En contra de Chespirito
- Redacción El Salmón
- 13 jul
- 3 Min. de lectura

A Chespirito lo vimos todos. No porque quisiéramos, sino porque estaba ahí. Siempre. Como el noticiero del mediodía. Como el comercial de detergente que sabías de memoria. Estaba en la televisión porque no había mucho más. No era opción, era paisaje.
Lo repetían tanto que parecía importante. Lo consumimos hasta creer que era bueno. Y lo peor: lo recordamos como si hubiera sido brillante. Pero, ¿lo era?
Su humor era plano. Básico. Una misma escena con otro decorado. Cambiaban los nombres, los trajes, los tonos de voz. Pero no cambiaba el fondo. Era el sketch como dogma. La fórmula como ley. El guion como letanía: caída, cachetada, frase. Otra vez. Otra vez. Otra vez.
No era humor blanco. Era humor pálido. Infantil no por puro, sino por simplón. Se reía del pobre, del torpe, del feo, del ignorante. Y nos enseñó a reír con él. Sin pensar. Sin preguntar. La ternura de El Chavo no alcanzaba para justificar el bullying permanente que sufría. Su llanto no era solo parte del libreto. Era síntoma de un sistema donde el diferente siempre pierde.
Y eso es lo más inquietante: el Chavo era el personaje ideal para enseñar la humillación sin protesta. Que solo quiere que lo dejen estar. Que no sueña con cambiar su destino. Ni siquiera lo cuestiona. No hay deseo de fuga. No hay rebelión. Solo la costumbre del maltrato.
Cada capítulo era una pequeña pedagogía de sumisión. El más débil cargando las culpas. Nadie rompía el ciclo. El dolor como rutina. La injusticia como escenografía.
El Chapulín Colorado, a quien muchos reivindican como un antihéroe tierno, no era más que una parodia que envejeció mal. Su cobardía era graciosa, sí, pero su torpeza volvía predecible cada historia. Todos sabíamos que iba a fallar. Todos sabíamos que al final iba a resolverlo por accidente. Y lo aceptábamos. Como si esa mediocridad representara algo nuestro. Como si no mereciéramos otra forma de heroísmo.
Lo peor fue su hegemonía. Durante décadas, Chespirito ocupó los espacios que otros nunca pudieron tocar. Su contrato con Televisa era más sólido que su propio ingenio. Su monopolio del humor mexicano se exportó como verdad continental. Como si el único idioma que entendiéramos fuera el suyo. ¿Cuántos comediantes quedaron fuera por no hacer el mismo chiste? ¿Cuántas otras formas de humor nunca tuvieron pantalla?
Y detrás del disfraz de niño bueno había una estructura conservadora. La vecindad era jerárquica, autoritaria, machista. Don Ramón era humillado por no pagar, pero no se hablaba de la pobreza. Doña Florinda tenía poder, pero solo si gritaba o pegaba. La “Bruja del 71” era un chiste fácil por su deseo. Nadie escapaba de su rol: el tonto, el flojo, el mandón. Una sociedad de estereotipos.

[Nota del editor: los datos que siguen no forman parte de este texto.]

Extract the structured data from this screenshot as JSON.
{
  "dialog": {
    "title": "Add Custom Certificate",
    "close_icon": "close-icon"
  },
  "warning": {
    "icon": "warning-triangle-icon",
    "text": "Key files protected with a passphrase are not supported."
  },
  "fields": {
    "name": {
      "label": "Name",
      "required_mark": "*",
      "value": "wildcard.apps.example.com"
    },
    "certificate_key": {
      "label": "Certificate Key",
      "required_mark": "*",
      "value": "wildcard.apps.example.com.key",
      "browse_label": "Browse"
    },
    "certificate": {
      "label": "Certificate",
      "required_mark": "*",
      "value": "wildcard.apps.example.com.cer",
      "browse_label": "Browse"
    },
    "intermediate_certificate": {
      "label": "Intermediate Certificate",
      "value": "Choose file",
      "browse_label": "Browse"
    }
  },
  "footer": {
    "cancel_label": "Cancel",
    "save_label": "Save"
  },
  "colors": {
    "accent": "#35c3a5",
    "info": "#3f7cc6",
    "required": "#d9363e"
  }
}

Pero había un personaje que nunca perdía, el Señor Barriga. No era villano. Era administrador. Era el orden. Nadie desafiaba su esencia. Ni siquiera el libreto. En una comedia sobre pobres, el personaje más sólido era el dueño del lugar. Eso también dice algo. Hasta ahora recordamos las lecciones que le daba a Don Ramón de que “el pobre es pobre porque quiere”.
Chespirito no fue subversivo. No fue marginal. Fue la cara sonriente del statu quo. El humor que no molesta. Que no cuestiona. Que acomoda. Su mundo no incomodaba al poder. No denunciaba nada. No desafiaba a nadie. Al contrario: adormecía. Repetía. Rellenaba.
La nostalgia lo protege. Nos hace pensar que si lo amamos de niños, debe haber sido bueno. Pero la infancia no es garantía de juicio. Solo de afecto. Y confundir una cosa con la otra es peligroso.
Chespirito no fue el problema. Fue el síntoma. El reflejo de una televisión sin riesgo. De un continente sin opciones. Nos reímos con él porque no sabíamos que se podía reír de otra forma.
Hoy, cuando todo se vuelve meme, cuando todo se recicla, él vuelve a aparecer. Pero no por mérito, sino por costumbre. Como una canción pegajosa que no puedes sacar de la cabeza. Aunque ya no signifique nada.